The Fleeting Alpha Scorecard is a semiannual report showing how well outperforming mutual funds from one three-year period continue to outperform thereafter. It combines two other S&P Dow Jones Indices reports, the SPIVA® U.S. Scorecard and the the Persistence Scorecard. The former measures the percentage of active managers that beat their benchmarks across various equity and fixed income categories. The latter shows the likelihood that strong performers in early periods maintain their status relative to other funds in subsequent periods.

For the Fleeting Alpha Scorecard, we first identify funds that beat their benchmarks, based on three-year annualized returns, net-of-fees. We then examine whether these funds continue to outperform during each of the next three one-year periods.

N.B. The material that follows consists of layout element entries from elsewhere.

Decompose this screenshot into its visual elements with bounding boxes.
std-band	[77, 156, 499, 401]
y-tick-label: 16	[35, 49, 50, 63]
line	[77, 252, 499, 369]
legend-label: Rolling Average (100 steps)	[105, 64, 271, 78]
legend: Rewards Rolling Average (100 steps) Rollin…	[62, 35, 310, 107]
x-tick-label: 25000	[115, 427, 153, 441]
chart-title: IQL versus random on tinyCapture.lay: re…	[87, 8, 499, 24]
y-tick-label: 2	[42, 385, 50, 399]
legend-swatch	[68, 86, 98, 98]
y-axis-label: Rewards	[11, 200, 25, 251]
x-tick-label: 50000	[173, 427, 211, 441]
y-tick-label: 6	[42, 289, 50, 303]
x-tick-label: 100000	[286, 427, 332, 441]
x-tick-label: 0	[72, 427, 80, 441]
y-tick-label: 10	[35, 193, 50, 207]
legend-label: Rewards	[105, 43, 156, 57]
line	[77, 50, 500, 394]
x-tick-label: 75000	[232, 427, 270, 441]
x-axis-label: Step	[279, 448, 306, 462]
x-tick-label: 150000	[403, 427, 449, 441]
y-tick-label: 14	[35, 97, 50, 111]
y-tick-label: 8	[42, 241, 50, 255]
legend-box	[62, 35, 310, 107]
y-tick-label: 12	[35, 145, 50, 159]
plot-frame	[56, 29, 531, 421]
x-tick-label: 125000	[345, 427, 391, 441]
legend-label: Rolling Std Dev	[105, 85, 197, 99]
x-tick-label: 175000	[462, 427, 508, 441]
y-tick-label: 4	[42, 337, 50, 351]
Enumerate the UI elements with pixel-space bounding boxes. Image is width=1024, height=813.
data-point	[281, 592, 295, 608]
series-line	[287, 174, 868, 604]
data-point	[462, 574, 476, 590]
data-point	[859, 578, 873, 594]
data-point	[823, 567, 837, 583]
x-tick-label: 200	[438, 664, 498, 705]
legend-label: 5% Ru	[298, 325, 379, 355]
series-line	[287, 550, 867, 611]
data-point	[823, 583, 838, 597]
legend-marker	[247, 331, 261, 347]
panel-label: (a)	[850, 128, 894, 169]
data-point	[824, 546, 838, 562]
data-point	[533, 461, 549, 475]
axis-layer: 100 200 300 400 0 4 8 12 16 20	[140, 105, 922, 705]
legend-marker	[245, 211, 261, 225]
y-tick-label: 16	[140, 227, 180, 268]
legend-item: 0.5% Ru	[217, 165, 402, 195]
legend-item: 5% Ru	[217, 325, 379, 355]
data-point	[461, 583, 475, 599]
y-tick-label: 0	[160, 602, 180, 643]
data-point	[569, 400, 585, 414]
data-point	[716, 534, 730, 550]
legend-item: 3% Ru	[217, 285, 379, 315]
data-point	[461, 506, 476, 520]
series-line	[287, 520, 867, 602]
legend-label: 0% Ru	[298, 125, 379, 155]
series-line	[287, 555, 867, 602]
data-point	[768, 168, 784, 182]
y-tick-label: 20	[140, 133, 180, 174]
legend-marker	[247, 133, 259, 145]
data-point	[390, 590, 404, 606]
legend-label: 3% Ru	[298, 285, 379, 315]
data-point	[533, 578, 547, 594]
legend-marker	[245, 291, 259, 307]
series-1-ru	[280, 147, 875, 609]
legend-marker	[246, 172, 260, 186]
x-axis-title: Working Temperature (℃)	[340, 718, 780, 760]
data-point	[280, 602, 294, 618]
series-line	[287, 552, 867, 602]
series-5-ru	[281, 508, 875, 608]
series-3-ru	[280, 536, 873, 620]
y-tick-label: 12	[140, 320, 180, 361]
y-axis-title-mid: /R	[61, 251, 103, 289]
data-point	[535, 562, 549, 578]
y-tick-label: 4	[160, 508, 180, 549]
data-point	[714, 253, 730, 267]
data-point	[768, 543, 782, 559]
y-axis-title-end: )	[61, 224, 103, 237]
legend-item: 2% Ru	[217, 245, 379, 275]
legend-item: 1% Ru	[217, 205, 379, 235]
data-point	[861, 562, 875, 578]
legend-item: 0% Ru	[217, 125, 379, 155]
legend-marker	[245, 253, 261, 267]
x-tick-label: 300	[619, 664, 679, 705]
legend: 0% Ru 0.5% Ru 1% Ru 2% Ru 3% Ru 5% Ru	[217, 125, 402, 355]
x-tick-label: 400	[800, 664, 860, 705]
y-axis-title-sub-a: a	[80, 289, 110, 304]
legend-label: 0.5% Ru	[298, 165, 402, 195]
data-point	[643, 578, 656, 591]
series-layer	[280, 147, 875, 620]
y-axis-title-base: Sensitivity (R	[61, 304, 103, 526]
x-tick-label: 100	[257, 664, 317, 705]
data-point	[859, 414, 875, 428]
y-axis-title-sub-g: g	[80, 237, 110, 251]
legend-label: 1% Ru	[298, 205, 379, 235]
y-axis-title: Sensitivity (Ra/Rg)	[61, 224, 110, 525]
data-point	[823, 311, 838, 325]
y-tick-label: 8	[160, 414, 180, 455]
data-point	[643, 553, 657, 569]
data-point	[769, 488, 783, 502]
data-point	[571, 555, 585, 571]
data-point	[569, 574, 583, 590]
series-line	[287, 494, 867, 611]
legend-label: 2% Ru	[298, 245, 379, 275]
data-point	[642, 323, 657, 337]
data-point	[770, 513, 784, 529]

Report 1 shows the performance persistence of managers investing in various domestic and international equity categories, based on trailing three-year returns. Of the 18 categories in domestic equity, eight did not show funds with alpha persistence after three years. For example, as of Dec. 31, 2016, roughly 10% of 313 large-cap value funds had outperformed the S&P 500® Value in the previous three years. By the end of 2019, none of these 31 winners had maintained that status for three consecutive years. Of the winners at the end of 2016, just 12.9% of all domestic equity funds beat the S&P Composite 1500® in each of the three following one-year periods.

The vast majority of domestic equity funds showed little outperformance persistence, with notable exceptions in the small- and mid-cap spaces. Improvement in persistence mainly came from the mid-cap growth funds and the small-cap growth funds, in which 67% and 50%, respectively, of the past winners were able to generate positive alpha in the three subsequent one-year periods (in a small sample size).